The National Cattlemen’s Beef Association’s position on the latest BSE case is that “while this is unfortunate news,” it “does not expect this case to affect the beef trade status between the United States and Canada or other countries.”

James Hodges, executive vice president at the American Meat Institute, said “the discovery of another case of BSE in Canada is proof that the Canadian BSE surveillance system is working.”

The AMI represents meat packers and poultry processors.

Another industry group, R-CALF, however, disagrees and claims that the US Department of Agriculture’s policy allowing importation of Canadian cattle over the age of 30 months exposes US meat supplies and consumers to “unnecessary risk.”

R-CALF has long been an opponent of the USDA’s policy on imports, which it claims could allow animals with BSE to enter the US meat supply.

“There are no restrictions on these higher-risk OTM (over 30 months of age) cattle when they enter the United States,” said R-CALF USA President Max Thornsberry in a press release issued Saturday.

“These higher-risk cattle are allowed to commingle with the U.S. herd, enter the U.S. food supply and enter the non-ruminant US animal feed system.

“USDA has an absolute duty to protect the US cattle herd as well as U.S. consumers from the introduction of BSE that is known to be occurring under the OTM Rule, and R-CALF is again calling on USDA to immediately rescind the OTM Rule.”

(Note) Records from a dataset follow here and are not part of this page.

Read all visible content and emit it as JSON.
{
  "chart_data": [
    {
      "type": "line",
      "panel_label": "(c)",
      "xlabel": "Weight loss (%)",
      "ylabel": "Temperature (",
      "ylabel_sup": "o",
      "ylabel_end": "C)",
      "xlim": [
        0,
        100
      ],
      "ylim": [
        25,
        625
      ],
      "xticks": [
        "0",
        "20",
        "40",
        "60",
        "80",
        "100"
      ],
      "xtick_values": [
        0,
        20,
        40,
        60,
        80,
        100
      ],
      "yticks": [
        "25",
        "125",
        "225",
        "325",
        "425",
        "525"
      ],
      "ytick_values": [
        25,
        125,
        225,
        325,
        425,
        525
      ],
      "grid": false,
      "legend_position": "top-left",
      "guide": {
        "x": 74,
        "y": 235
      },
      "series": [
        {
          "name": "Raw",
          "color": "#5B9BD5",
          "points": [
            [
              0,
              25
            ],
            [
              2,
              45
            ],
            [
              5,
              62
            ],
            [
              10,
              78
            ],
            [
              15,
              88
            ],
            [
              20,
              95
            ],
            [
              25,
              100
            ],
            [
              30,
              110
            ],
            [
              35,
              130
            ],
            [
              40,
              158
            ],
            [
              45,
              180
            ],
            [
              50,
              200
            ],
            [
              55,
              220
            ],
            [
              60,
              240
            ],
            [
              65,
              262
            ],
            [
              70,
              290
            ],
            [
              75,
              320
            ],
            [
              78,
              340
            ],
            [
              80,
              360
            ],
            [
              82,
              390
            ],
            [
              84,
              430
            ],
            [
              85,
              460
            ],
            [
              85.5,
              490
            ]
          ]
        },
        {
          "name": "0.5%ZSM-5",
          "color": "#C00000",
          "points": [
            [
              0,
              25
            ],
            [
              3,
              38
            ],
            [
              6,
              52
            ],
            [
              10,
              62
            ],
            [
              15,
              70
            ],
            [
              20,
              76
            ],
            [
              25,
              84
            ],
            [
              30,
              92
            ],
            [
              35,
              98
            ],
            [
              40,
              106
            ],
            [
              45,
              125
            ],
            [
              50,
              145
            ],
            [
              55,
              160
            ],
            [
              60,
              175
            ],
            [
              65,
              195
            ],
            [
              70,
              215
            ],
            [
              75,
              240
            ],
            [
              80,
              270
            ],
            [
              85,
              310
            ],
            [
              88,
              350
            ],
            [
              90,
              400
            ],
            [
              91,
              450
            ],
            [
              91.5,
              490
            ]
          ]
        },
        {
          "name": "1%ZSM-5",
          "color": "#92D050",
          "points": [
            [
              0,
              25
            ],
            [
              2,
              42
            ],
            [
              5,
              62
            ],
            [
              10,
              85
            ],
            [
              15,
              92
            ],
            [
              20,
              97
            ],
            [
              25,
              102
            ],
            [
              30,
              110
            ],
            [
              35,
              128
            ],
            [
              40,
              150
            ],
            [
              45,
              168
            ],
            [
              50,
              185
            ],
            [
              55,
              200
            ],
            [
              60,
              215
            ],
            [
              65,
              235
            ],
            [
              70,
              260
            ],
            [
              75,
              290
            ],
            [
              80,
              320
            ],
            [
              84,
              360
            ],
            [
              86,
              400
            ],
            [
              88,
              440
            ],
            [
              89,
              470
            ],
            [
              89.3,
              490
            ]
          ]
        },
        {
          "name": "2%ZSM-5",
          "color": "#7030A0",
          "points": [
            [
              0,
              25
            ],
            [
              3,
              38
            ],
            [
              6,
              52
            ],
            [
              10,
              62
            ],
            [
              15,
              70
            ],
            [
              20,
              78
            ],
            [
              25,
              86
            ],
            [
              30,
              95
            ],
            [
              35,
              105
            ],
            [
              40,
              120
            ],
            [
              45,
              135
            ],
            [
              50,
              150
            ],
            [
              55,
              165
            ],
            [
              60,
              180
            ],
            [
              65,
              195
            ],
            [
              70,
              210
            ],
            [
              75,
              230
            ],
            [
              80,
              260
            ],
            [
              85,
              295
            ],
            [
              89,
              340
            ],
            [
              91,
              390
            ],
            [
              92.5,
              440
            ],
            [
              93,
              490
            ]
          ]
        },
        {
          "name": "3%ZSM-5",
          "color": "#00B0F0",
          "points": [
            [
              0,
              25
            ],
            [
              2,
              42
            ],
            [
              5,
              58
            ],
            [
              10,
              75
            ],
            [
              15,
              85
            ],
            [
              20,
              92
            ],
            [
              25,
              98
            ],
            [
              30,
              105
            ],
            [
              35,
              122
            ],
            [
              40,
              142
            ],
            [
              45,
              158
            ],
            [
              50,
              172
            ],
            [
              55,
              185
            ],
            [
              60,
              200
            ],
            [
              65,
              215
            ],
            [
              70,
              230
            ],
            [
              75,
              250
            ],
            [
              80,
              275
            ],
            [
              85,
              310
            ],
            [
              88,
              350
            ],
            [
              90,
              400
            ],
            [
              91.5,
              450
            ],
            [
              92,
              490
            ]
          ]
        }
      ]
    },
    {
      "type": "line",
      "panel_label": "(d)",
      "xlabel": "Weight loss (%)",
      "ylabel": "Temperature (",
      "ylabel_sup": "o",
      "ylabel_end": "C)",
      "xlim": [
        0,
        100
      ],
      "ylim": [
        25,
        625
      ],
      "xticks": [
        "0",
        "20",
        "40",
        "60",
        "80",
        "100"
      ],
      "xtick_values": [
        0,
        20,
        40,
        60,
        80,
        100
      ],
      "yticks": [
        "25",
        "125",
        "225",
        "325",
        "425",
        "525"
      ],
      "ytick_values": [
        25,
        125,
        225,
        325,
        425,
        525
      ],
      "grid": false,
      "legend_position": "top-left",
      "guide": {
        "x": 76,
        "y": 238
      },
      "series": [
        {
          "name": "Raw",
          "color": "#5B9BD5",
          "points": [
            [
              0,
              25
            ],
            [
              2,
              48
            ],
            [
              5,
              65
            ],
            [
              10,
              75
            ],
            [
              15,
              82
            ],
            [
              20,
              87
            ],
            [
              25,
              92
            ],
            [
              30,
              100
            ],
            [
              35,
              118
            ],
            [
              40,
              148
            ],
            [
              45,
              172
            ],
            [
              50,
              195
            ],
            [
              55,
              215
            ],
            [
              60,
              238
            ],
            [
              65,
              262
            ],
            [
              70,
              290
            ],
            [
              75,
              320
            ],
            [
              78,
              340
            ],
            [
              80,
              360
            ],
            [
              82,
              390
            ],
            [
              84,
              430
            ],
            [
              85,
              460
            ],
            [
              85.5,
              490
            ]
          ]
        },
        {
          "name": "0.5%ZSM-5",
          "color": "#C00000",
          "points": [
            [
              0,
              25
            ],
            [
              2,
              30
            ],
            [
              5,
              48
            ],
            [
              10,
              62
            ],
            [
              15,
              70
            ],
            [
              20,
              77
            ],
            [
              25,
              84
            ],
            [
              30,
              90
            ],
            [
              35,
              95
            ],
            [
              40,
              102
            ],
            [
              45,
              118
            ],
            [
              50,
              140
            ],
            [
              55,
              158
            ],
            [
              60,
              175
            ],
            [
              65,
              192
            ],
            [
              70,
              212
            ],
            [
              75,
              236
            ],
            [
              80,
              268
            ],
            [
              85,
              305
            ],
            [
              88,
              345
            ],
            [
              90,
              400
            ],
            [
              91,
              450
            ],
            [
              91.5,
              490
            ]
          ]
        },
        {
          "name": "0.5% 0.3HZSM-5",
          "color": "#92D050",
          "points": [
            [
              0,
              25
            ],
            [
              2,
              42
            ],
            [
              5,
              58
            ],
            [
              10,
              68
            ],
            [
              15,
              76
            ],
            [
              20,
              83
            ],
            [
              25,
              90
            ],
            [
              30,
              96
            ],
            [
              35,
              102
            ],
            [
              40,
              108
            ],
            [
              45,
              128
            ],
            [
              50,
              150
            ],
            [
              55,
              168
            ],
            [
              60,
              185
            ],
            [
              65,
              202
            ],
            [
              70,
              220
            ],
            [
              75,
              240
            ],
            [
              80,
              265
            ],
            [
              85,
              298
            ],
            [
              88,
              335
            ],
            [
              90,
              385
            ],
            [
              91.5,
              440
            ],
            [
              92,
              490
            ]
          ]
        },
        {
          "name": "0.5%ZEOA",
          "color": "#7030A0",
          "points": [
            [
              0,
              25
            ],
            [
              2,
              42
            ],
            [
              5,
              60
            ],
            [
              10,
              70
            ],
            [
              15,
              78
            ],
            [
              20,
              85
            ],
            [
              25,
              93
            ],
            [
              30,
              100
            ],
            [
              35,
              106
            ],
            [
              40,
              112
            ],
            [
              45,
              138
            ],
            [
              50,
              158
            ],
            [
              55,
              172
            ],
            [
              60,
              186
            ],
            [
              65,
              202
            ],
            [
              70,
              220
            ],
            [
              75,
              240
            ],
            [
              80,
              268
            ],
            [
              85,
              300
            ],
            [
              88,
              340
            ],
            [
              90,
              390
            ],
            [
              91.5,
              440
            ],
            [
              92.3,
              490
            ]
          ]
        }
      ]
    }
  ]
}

R-CALF also said “when USDA implemented its OTM Rule, the agency stated that Canada’s BSE prevalence was continuously decreasing and that Canadian cattle born after the export eligibility date of March 1, 1999, would “have an extremely low likelihood of exposure to BSE.”

Since that time, Canada has detected six additional BSE-positive cattle under very limited testing, and five of these cases were born – and therefore exposed to BSE – years after March 1, 1999.”